We also had an opportunity to discuss a position paper that a group of rabbis who on their own developed a document calling for significant organizational change in the entire organizational culture that comprises the Reform Movement. The last session of the day we listened and reacted to their initiative that has already led them in dialogue with the volunteer and rabbinic leaders of Reform movement. Sitting in the room there had to be over two hundred rabbis. I sensed that there was a unanimous belief that our national organizations had to reaffirm a new vision if Reform Judaism is to remain viable in the American soil. There was also the recognition that we had gone astray on many levels and lost an edge of energy and focus that is supposed to inspire us to serve the congregations and individuals who belong beneath the tent of Progressive Judaism.

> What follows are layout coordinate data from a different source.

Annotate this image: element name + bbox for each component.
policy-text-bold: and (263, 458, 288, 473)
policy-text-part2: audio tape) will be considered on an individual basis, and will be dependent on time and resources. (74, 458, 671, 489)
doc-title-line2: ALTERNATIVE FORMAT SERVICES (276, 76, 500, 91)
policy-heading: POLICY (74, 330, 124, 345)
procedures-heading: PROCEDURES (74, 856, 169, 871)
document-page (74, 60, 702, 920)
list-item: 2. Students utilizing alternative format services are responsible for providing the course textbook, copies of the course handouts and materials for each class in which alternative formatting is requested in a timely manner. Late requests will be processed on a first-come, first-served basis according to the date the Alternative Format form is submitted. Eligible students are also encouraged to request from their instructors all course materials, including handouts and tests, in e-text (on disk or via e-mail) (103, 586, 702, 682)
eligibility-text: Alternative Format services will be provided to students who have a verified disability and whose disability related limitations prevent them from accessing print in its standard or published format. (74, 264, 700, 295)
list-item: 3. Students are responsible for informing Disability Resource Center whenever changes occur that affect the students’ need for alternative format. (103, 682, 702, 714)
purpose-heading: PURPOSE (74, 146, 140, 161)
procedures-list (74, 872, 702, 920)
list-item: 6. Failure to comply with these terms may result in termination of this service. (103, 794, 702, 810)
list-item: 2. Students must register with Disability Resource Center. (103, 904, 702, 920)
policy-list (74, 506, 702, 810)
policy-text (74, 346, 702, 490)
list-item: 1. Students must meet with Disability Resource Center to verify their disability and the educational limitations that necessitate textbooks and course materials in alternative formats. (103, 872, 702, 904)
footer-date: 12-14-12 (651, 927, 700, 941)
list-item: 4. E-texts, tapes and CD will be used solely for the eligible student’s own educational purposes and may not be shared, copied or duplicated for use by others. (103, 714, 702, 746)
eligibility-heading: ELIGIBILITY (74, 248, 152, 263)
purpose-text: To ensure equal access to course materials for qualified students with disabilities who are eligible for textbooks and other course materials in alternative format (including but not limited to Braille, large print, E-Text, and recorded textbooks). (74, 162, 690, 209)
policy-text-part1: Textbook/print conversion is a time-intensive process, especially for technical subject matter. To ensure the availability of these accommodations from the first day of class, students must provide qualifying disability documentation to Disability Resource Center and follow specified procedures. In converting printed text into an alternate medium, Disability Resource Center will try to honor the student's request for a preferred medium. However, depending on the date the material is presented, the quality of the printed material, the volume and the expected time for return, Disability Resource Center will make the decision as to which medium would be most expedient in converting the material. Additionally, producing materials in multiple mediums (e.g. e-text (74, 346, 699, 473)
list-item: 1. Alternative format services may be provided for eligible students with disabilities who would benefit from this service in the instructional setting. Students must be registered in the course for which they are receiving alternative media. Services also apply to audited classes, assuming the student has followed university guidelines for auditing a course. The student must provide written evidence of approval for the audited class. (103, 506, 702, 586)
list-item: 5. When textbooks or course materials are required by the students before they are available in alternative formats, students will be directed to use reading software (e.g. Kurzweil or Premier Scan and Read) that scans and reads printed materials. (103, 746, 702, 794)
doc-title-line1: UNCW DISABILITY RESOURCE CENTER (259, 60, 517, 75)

The issues are not only about allocation of financial resources and fundraising. Those issues are critical to securing a strong future. The underlying issues revolve around establishing a consensus about what we stand for and where we should direct our energy in the upcoming years. It is also about who really sets the vision and leads this movement. There is a growing feeling in the hearts of rabbis that while we cherish the partnership models we have spoken about between rabbis and volunteers the real discussions must address the reality that there is not a consensus about how rabbinic authority and volunteer leadership can respect each other’s expertise. That is the delicate subject beneath the surface that must be part of the conversations that will lead us to a brighter future.
This convention brought us all together to take workshops, expand our knowledge and reconnect with our community of rabbis. We studied, ate the cuisine of New Orleans, and prayed together. We even laughed and sang together. Of course conventions like these put us all on an equal footing that we cannot experience on a day to day basis. We charged our batteries and we grew in wisdom. Even though rabbis have to take care of our congregations first and foremost, we cannot ignore our responsibilities to the global Jewish community and the Reform Movement in particular
The rabbis say, Pray as if everything depends upon God. Act as if everything depends upon you.”(Talmud).